Gelişim zihniyetine sahip insanlar ise farklı olarak zekanın ve yeteneklerin çabalama ile geliştirilebileceğine inanıyor.
Bu insanlara göre başarısızlık yeni şeyler denemeyi düşünmeye teşvik ediyor ve bunu da bir öğrenme fırsatı olarak değerlendiriyorlar.
Problem çözerken zorlanıyorlar ama zorlandıkça daha fazla çabalıyorlar.
Çünkü denedikçe gelişebileceklerini ve üstesinden gelebileceklerini düşünüyorlar.
Zihniyet teorisini sadece bir psikolojik kavram olarak görmek haksızlık olur.
Mesleki yönelim, meslekte devamlılık ve meslekte başarı-tatmin açısından da ele alınması ve önem verilmesi gerekiyor.
Çünkü meslek seçiminde sadece "neyi iyi yaptığımız"ı değil, "neyi öğrenmeye istekli olduğumuz"u da sorgularız.
Bu yüzden yönlendirme yaparken en çok "Neyin peşinden sıkılmadan vazgeçmeden koşabilirsin?" sorusunun cevabına dikkat ediyoruz.

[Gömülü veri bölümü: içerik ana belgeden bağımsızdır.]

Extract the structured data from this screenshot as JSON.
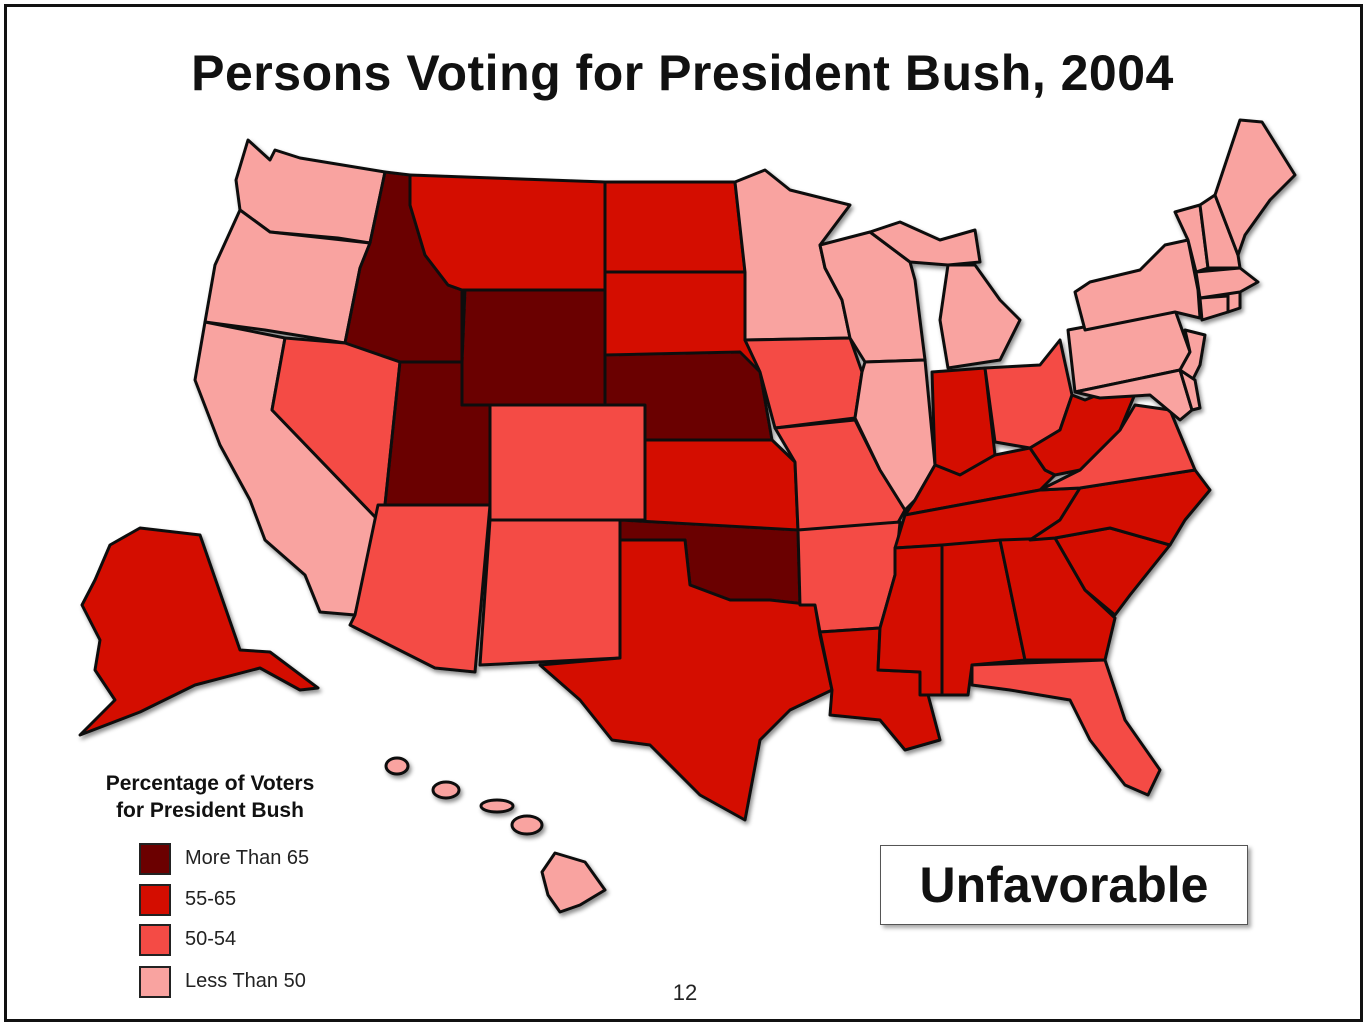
{
  "title": "Persons Voting for President Bush, 2004",
  "legend": {
    "title_line1": "Percentage of Voters",
    "title_line2": "for President Bush",
    "categories": [
      {
        "label": "More Than 65",
        "color": "#6b0000"
      },
      {
        "label": "55-65",
        "color": "#d40d00"
      },
      {
        "label": "50-54",
        "color": "#f44b45"
      },
      {
        "label": "Less Than 50",
        "color": "#f9a3a0"
      }
    ]
  },
  "badge": "Unfavorable",
  "page_number": "12",
  "colors": {
    "more_than_65": "#6b0000",
    "r55_65": "#d40d00",
    "r50_54": "#f44b45",
    "less_than_50": "#f9a3a0",
    "border": "#111111"
  },
  "state_categories": {
    "washington": "less_than_50",
    "oregon": "less_than_50",
    "california": "less_than_50",
    "idaho": "more_than_65",
    "nevada": "r50_54",
    "utah": "more_than_65",
    "arizona": "r50_54",
    "montana": "r55_65",
    "wyoming": "more_than_65",
    "colorado": "r50_54",
    "new_mexico": "r50_54",
    "north_dakota": "r55_65",
    "south_dakota": "r55_65",
    "nebraska": "more_than_65",
    "kansas": "r55_65",
    "oklahoma": "more_than_65",
    "texas": "r55_65",
    "minnesota": "less_than_50",
    "iowa": "r50_54",
    "missouri": "r50_54",
    "arkansas": "r50_54",
    "louisiana": "r55_65",
    "wisconsin": "less_than_50",
    "illinois": "less_than_50",
    "michigan": "less_than_50",
    "indiana": "r55_65",
    "ohio": "r50_54",
    "kentucky": "r55_65",
    "tennessee": "r55_65",
    "mississippi": "r55_65",
    "alabama": "r55_65",
    "georgia": "r55_65",
    "florida": "r50_54",
    "south_carolina": "r55_65",
    "north_carolina": "r55_65",
    "virginia": "r50_54",
    "west_virginia": "r55_65",
    "pennsylvania": "less_than_50",
    "new_york": "less_than_50",
    "new_jersey": "less_than_50",
    "maryland": "less_than_50",
    "delaware": "less_than_50",
    "connecticut": "less_than_50",
    "rhode_island": "less_than_50",
    "massachusetts": "less_than_50",
    "vermont": "less_than_50",
    "new_hampshire": "less_than_50",
    "maine": "less_than_50",
    "alaska": "r55_65",
    "hawaii": "less_than_50"
  }
}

Meslek danışmanlığındaki en önemli misyonumuz gencin sadece ilgi ve yeteneğini keşfetmesi değil, potansiyeline ve yapabileceğine olan inancını da geliştirmesi.
Sabit zihniyete sahip öğrenciler belirli alanlarda yeteneği olsa bile bunu kullanamıyorlar.
Denedikleri birçok alanda kendilerini yetersiz hissettikleri için sınırlandırıyorlar.
En ufak bir zorda hemen vazgeçiyor ve devam etmek istemiyorlar.
Diğer yandan gelişmiş zihniyete sahip öğrenciler yeniliğe ve gelişime sonuna kadar açık oluyorlar.
Zorlandığı alanlarda kendilerini zorlamaya ve denemeye devam ediyorlar.
Yeni becerileri öğrenebileceklerine inançları olduğundan daha geniş bir yelpazeden seçebiliyorlar.
Hata yaptıklarında bunun üzerinde daha fazla düşünme eğilimi ile hatayı düzeltebiliyor ya da tekrar etmiyorlar.
Çocuklarımızı hiçbir zaman sadece sonuç üzerinden değerlendirmemeliyiz.
Takdir ve ödüllendirmelerimizi deneme, sabır ve kararlılıkları üzerinden devam ettirmeliyiz.
"Benim çocuğu zeki ama tembel." sözüne defalarca şahit olduk ve duymaya da devam edeceğiz.
Çünkü gelişime, yeniliğe ve farklılığa açık olmanın zekadan çok daha önemli ve değerli olduğunu bir türlü anlayamıyoruz.
Zihniyet teorisine göre çocuklarımızı doğru yaklaşımlarla yetiştirdiğimizde hayata 1-0 önde başlayabilirler.
Potansiyellerinin ve yeteneklerinin daha uzun vadede çaba gösterme ile ortaya çıkabileceğine ikna edebiliriz.
Başarısızlıkla başa çıkmayı, hata yapmanın sorun olmayacağını, hata yapa yapa kendilerini geliştirebileceklerini öğretmeliyiz.
Bu sayede daha bilinçli meslek tercihleri yapabilmelerini ve mesleklerinde başarılı olabilmelerini sağlayabiliriz.